Update: Florida Supreme Court Clears Way For Challenge To DeSantis Court Pick
Striking a blow to Gov. Ron DeSantis, a unanimous Florida Supreme Court on Tuesday allowed a state representative to move ahead with a revised challenge to the governor’s appointment of Palm Beach County Circuit Judge Renatha Francis to the state’s high court.
Rep. Geraldine Thompson, D-Windermere, last week asked the Supreme Court to reconsider her challenge to Francis’ appointment, which the Republican governor announced in May.
Thompson’s request came days after justices ruled that DeSantis overstepped his authority when he appointed Francis because she did not meet a legal requirement of being a member of The Florida Bar for 10 years.
Although justices agreed with Thompson that DeSantis’ appointment of Francis was improper, they said they could not support her proposed remedy, which would have required the governor to choose a different justice from a new list of nominees.
Following the court’s ruling, Thompson asked for a rehearing in the case or for permission to amend her original petition.
Justices on Tuesday rejected a rehearing but unanimously granted Thompson’s request to revise her complaint against the governor and gave DeSantis until Wednesday to respond.
“We believe that the interests of justice favor allowing Thompson to amend her petition,” Chief Justice Charles Canady and Justices Ricky Polston, Jorge Labarga, Alan Lawson and Carlos Muñiz wrote in a seven-page order. Justice John Couriel, whom DeSantis also appointed in May, has recused himself from the dispute over Francis.

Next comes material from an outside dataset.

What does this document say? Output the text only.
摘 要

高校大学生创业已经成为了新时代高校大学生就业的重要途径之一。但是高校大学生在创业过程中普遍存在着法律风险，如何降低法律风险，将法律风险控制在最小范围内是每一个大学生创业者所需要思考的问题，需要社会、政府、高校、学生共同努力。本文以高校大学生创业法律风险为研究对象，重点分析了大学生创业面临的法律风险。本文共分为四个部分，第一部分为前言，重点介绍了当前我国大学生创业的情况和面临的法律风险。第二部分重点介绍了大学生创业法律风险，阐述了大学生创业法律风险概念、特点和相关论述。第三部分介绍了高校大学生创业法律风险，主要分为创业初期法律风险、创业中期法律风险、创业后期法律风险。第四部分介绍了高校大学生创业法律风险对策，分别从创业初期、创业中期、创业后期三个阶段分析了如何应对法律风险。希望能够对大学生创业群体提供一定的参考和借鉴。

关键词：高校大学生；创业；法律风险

Allowing Thompson to revise her petition would not cause DeSantis “any prejudice,” justices wrote.
“Nor is this a case where Thompson has abused the privilege to amend or where an amendment would be futile,” they added. “And finally, to the extent that Thompson’s petition implicates both a public right and the institutional integrity of this court, allowing an amendment would serve the public interest. To deny Thompson’s request to amend in these circumstances would not be a proper exercise of our discretion.”
The order was a rebuke to the governor, whose lawyers on Friday argued in a court document that Thompson’s “efforts amount to no more than an impermissible attempt at a second bite of the apple.”
DeSantis’ lawyers argued in part that Thompson should not be allowed to amend her petition, referring to a rule of judicial procedure about amending legal challenges.
The rule “is not meant to provide litigants like petitioner with an opportunity to reopen and refashion their initial pleadings after a decision on the merits,” the governor’s attorneys wrote.
But the Supreme Court justices on Tuesday picked apart DeSantis’ arguments, calling them “unpersuasive.”
Thompson’s “initial request for legally unavailable relief prevented this court from possibly ruling consistent with Thompson’s meritorious constitutional claims,” justices noted.
Allowing her to amend her petition would allow the court “to dispose of Thompson’s claims on the merits,” they wrote.
“While the governor understandably questions the timing of Thompson’s request to amend, that concern goes to whether the request causes prejudice or abuses the privilege to amend. Both factors are absent here,” justices said.
In seeking a rehearing or to be able to amend the original petition, Thompson’s lawyers last week urged the court to invalidate Francis’ appointment and initiate a solution laid out in the Supreme Court’s Aug. 27 ruling --- that DeSantis choose one of seven other nominees proposed early this year by the Judicial Nominating Commission.
The court’s Tuesday order gave DeSantis until Wednesday “to show cause why he should not be required immediately to fill the vacancy in office of justice of the Supreme Court by appointing a candidate who was on the JNC’s certified list of Jan. 23, 2020, and is now to constitutionally eligible for appointment.”
The dispute stems from DeSantis’ decisions in May to appoint Francis and Couriel to fill vacancies created when former Justices Barbara Lagoa and Robert Luck were named to the 11th U.S. Circuit Court of Appeals. Couriel joined the Supreme Court immediately, but DeSantis said Francis would become a justice on Sept. 24, when she would meet the 10-year Bar membership requirement.
Thompson’s attorneys challenged the constitutionality of the appointment and contended that the Florida Supreme Court Judicial Nominating Commission should provide a revamped list of candidates to DeSantis, who would then make a different selection. But the Supreme Court in the Aug. 27 decision said it couldn’t go along with that requested fix.
Francis was born in Jamaica and would be the first non-Cuban person of Caribbean heritage to serve on the Supreme Court, DeSantis said when he announced the appointments. She also would be the first Black justice since Peggy Quince retired early last year and would be the only woman on the court.
In her original challenge, Thompson, who is Black, argued that the nominating commission should provide a new list of nominees to DeSantis and asked that the JNC “strongly consider including for consideration the six fully qualified African-American candidates who applied for the vacancies in this case.” Francis was the only Black applicant on the list of nominees sent to DeSantis.
Also on Tuesday, a Fernandina Beach resident asked the Supreme Court to block Francis’ appointment.
The petition was filed by an attorney for Robert Burch, who is identified as a former attorney who served in the Ohio Senate.
Burch’s petition asks for the court to order DeSantis to choose one of the other seven nominees, arguing the case deserves “swift action” as Francis could join the court on Sept. 24.
“Needless to say, this is an issue of great importance to the state as it is possible that Judge Francis could sit on the Supreme Court for 33 years,” Burch’s attorney, Terry Bork, wrote, alluding to a mandatory retirement age for justices. “The unconstitutional appointment of a person to the Florida Supreme Court who could sit on the bench for 33 years certainly will impact the public’s confidence in the Supreme Court and its decisions for years to come.”